Fifteen minutes later, Quincy 's car appeared. He looked tired, stressed, and not at all happy to see her. So much for the reunion scene where they ran to each other with open arms. Instead, she meekly followed his car off the Marine base into the nearby little town where he pulled into the parking lot of a restaurant.
"I want some coffee," he said as he climbed out of his car.
"Hello to you, too," she replied.
"You crash government facilities often?"
"I didn't realize it would be so hard."
"Rainie, it's the FBI Academy. We have procedures and protocol. If just anyone could walk in, it would ruin the point."
"Fine. Next time I'll wear my best cocktail dress."
"Christ," he said. "You really can be childish."
He headed for the restaurant. She stood rooted in the parking lot, stunned by the coldness in his voice. Then the shock wore off, and she went after him.
"What the hell is with you?" Rainie demanded, catching up with Quincy as he approached the cashier and grabbing his arm.
"Two coffees," he ordered. "One black, one with way too much cream and sugar."
"I don't need coffee. I want an explanation."
"Coffee's easier," he told her, and wouldn't say another word until the amused cashier delivered both cups. Then he made Rainie follow him back outside, to a picnic table in a grove of trees she hadn't noticed before. The walk was long and didn't do a thing to calm her temper.
"Okay," she announced the instant he sat at the table. "What the hell is going on, Quincy? And you'd better start talking or you'll be wearing this coffee with way too much cream and sugar.' "
Quincy blew on his black, steaming brew. She could see now that the shadows had deepened under his eyes and his cheeks had gained the hollowed look of a man not sleeping at night.
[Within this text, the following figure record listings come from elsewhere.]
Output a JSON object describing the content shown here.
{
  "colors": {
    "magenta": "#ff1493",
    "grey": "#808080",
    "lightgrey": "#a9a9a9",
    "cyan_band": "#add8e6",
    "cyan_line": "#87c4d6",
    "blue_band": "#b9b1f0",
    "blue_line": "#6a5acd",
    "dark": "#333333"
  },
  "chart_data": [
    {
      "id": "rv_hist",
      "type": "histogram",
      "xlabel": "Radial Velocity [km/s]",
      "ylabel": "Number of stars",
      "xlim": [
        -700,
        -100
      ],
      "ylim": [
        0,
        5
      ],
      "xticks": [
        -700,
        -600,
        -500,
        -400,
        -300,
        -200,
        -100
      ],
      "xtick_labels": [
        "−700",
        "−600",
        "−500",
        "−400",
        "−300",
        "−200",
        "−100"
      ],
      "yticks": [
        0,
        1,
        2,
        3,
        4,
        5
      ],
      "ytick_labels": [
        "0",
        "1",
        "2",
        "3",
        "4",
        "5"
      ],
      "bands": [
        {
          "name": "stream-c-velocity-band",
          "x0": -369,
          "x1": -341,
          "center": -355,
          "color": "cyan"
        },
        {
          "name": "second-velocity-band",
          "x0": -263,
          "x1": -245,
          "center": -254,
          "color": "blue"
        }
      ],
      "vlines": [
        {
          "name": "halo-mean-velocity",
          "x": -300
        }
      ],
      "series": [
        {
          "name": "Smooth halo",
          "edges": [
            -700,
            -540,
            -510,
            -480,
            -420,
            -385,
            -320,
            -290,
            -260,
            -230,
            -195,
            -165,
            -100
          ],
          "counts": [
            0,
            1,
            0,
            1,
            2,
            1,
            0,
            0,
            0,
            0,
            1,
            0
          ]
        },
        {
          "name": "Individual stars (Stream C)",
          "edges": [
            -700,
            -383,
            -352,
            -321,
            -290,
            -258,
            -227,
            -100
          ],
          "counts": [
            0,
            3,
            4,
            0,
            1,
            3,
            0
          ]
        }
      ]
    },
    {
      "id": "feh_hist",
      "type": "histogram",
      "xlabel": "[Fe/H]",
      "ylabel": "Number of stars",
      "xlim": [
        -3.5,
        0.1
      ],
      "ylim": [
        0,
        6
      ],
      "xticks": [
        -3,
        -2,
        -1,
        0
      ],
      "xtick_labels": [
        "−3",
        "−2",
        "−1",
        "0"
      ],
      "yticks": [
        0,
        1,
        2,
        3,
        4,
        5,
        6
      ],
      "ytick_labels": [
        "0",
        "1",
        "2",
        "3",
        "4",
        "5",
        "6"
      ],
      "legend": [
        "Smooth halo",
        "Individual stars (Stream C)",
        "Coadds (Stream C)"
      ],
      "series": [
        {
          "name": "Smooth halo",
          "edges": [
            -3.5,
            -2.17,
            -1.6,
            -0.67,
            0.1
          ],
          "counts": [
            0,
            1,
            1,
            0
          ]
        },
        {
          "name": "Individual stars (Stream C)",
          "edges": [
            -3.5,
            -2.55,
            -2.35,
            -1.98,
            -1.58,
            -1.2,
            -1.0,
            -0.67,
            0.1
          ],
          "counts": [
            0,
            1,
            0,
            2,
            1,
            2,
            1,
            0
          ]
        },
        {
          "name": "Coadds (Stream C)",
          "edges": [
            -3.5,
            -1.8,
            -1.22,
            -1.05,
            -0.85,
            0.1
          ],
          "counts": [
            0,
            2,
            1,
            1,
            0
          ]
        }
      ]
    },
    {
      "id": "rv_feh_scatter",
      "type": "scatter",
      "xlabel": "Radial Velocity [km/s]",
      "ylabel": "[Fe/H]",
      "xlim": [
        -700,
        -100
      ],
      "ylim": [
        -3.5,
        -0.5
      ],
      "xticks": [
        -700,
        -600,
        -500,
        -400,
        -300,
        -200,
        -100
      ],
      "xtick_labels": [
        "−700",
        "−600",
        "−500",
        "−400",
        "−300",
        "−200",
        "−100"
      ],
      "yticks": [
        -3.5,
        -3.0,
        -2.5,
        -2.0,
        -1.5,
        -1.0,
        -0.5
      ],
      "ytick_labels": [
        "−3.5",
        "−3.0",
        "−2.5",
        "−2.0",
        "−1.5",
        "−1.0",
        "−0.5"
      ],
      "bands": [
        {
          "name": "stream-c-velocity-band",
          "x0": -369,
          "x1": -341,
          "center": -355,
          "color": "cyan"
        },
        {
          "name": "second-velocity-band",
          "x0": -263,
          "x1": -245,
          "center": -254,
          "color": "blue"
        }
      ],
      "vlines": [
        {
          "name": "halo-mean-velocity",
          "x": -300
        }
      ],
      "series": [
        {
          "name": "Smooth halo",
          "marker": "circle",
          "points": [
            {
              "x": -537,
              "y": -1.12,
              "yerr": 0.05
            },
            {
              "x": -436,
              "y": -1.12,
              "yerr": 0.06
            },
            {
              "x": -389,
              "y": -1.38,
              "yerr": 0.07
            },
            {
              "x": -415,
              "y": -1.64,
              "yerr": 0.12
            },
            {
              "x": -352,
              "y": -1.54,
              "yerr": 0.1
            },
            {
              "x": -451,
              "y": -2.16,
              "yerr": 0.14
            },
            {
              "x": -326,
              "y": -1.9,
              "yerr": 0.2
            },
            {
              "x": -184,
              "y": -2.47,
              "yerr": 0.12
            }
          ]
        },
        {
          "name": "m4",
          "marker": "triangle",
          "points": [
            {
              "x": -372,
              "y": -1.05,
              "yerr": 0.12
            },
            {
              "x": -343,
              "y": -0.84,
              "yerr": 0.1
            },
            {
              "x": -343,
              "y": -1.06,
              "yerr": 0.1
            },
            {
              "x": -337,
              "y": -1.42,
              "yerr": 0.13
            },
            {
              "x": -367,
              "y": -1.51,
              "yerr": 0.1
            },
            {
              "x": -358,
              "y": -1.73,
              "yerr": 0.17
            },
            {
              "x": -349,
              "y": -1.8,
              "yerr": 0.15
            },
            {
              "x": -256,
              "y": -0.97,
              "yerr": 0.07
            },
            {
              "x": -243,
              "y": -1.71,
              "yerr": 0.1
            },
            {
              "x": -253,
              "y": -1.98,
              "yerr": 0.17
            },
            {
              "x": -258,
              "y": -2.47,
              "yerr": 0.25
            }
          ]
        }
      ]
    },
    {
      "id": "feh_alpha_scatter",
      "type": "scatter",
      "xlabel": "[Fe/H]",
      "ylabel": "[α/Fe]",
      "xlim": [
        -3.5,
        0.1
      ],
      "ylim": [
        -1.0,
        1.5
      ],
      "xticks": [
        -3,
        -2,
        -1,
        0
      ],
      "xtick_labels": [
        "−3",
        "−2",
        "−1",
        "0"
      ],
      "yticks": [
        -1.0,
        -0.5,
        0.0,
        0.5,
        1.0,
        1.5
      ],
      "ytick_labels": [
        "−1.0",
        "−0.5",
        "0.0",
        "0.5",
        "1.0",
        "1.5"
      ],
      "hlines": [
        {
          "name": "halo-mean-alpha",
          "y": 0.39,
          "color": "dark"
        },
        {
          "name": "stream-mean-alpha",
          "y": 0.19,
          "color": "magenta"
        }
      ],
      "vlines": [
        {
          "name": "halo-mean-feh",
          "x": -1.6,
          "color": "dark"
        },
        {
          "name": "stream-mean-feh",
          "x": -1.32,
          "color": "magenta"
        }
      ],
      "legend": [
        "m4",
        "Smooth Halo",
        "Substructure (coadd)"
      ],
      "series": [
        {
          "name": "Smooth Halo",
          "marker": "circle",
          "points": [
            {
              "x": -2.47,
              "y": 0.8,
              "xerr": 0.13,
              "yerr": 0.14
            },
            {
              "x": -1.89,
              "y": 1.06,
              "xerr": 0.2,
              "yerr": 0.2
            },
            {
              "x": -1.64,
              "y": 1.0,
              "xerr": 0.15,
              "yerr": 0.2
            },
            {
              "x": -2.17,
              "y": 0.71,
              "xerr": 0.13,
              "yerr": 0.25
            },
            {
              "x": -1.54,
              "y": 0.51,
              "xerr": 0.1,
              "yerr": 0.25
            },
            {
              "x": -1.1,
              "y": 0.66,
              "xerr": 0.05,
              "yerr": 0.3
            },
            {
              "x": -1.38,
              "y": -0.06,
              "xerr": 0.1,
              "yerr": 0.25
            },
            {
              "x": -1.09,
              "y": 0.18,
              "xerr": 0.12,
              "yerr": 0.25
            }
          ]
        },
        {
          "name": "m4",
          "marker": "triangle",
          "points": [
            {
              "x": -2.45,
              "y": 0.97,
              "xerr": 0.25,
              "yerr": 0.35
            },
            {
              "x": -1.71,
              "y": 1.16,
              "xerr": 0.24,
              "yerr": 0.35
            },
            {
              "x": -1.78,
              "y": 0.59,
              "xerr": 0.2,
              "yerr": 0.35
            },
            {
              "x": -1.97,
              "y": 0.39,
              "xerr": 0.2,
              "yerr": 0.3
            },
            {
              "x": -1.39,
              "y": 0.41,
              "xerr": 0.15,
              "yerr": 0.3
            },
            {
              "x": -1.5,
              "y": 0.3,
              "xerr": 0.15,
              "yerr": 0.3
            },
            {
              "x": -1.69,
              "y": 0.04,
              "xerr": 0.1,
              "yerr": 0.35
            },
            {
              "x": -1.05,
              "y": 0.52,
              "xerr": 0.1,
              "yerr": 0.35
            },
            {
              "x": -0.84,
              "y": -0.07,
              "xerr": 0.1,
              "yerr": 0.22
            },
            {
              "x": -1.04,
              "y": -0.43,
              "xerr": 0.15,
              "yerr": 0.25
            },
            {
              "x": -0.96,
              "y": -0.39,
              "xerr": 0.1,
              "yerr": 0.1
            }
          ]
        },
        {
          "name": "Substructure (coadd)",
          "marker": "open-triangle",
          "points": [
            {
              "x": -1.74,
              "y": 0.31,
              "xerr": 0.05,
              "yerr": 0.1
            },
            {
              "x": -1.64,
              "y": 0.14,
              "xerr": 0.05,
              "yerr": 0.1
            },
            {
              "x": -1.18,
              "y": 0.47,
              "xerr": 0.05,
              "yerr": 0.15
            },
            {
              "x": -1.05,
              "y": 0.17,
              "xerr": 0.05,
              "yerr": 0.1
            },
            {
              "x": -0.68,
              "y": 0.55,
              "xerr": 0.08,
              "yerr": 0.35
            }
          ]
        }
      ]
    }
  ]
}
It was funny, she thought. Last year, she had been the one looking like walking death, and Quincy had been the one lecturing her to eat and sleep anyway. Stress is an even better reason to take care of yourself, he'd told her. Taking care of the body helps take care of the mind. If she repeated his own lecture back to him now, she wondered, how childish would that be?